Tout aurait pu être préparé à l’avance et, à l’heure actuelle, les États-Unis auraient la situation plus ou moins sous contrôle
L’intelligentsia et l’establishment voient en Edward Luce (Sussex, Royaume-Uni, 1968), rédacteur en chef du Financial Times aux États-Unis, l’un des meilleurs analystes de la politique américaine.
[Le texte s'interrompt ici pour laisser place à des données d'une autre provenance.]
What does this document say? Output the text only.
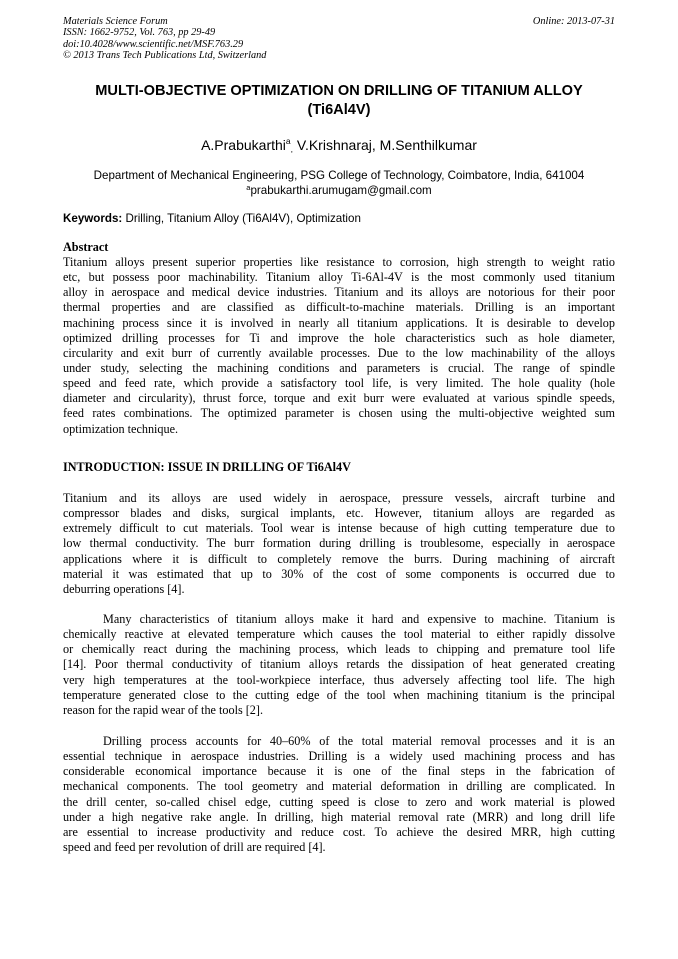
Materials Science Forum
ISSN: 1662-9752, Vol. 763, pp 29-49
doi:10.4028/www.scientific.net/MSF.763.29
© 2013 Trans Tech Publications Ltd, Switzerland
Online: 2013-07-31
MULTI-OBJECTIVE OPTIMIZATION ON DRILLING OF TITANIUM ALLOY
(Ti6Al4V)
A.Prabukarthi$^a_,$ V.Krishnaraj, M.Senthilkumar
Department of Mechanical Engineering, PSG College of Technology, Coimbatore, India, 641004
$^a$prabukarthi.arumugam@gmail.com
Keywords: Drilling, Titanium Alloy (Ti6Al4V), Optimization
Abstract
Titanium alloys present superior properties like resistance to corrosion, high strength to weight ratio
etc, but possess poor machinability. Titanium alloy Ti-6Al-4V is the most commonly used titanium
alloy in aerospace and medical device industries. Titanium and its alloys are notorious for their poor
thermal properties and are classified as difficult-to-machine materials. Drilling is an important
machining process since it is involved in nearly all titanium applications. It is desirable to develop
optimized drilling processes for Ti and improve the hole characteristics such as hole diameter,
circularity and exit burr of currently available processes. Due to the low machinability of the alloys
under study, selecting the machining conditions and parameters is crucial. The range of spindle
speed and feed rate, which provide a satisfactory tool life, is very limited. The hole quality (hole
diameter and circularity), thrust force, torque and exit burr were evaluated at various spindle speeds,
feed rates combinations. The optimized parameter is chosen using the multi-objective weighted sum
optimization technique.
INTRODUCTION: ISSUE IN DRILLING OF Ti6Al4V
Titanium and its alloys are used widely in aerospace, pressure vessels, aircraft turbine and
compressor blades and disks, surgical implants, etc. However, titanium alloys are regarded as
extremely difficult to cut materials. Tool wear is intense because of high cutting temperature due to
low thermal conductivity. The burr formation during drilling is troublesome, especially in aerospace
applications where it is difficult to completely remove the burrs. During machining of aircraft
material it was estimated that up to 30% of the cost of some components is occurred due to
deburring operations [4].
Many characteristics of titanium alloys make it hard and expensive to machine. Titanium is
chemically reactive at elevated temperature which causes the tool material to either rapidly dissolve
or chemically react during the machining process, which leads to chipping and premature tool life
[14]. Poor thermal conductivity of titanium alloys retards the dissipation of heat generated creating
very high temperatures at the tool-workpiece interface, thus adversely affecting tool life. The high
temperature generated close to the cutting edge of the tool when machining titanium is the principal
reason for the rapid wear of the tools [2].
Drilling process accounts for 40–60% of the total material removal processes and it is an
essential technique in aerospace industries. Drilling is a widely used machining process and has
considerable economical importance because it is one of the final steps in the fabrication of
mechanical components. The tool geometry and material deformation in drilling are complicated. In
the drill center, so-called chisel edge, cutting speed is close to zero and work material is plowed
under a high negative rake angle. In drilling, high material removal rate (MRR) and long drill life
are essential to increase productivity and reduce cost. To achieve the desired MRR, high cutting
speed and feed per revolution of drill are required [4].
Pour l’expérimenté Zbigniew Brzezinski, conseiller à la sécurité nationale du président Carter, “il est une figure importante à Washington D.C. car il est l’une des personnes les mieux informées du pays, dont les analyses profondes doivent être prises en considération non seulement aux États-Unis, mais dans le monde entier. Il combine la connaissance du fonctionnement du pouvoir (il était la plume de Lawrence Summers quand il était secrétaire au Trésor) avec la réalité du citoyen ordinaire. Il était auparavant rédacteur en chef du Financial Times pour l’Asie du Sud-Est à New Delhi. Parmi ses nombreux livres (dont aucun n’a encore été traduit en français), The Retreat of Western Liberalism (Little, Brown Book Group, 2017) se distingue comme une clé pour comprendre la montée au pouvoir de Donald Trump et du Brexit.
Hernán Garcés : Selon le Washington Post, les services de renseignements ont informé Donald Trump et son administration en janvier dernier du danger du coronavirus. Comment évaluez-vous le comportement du président et de l’administration américaine au cours des deux derniers mois ?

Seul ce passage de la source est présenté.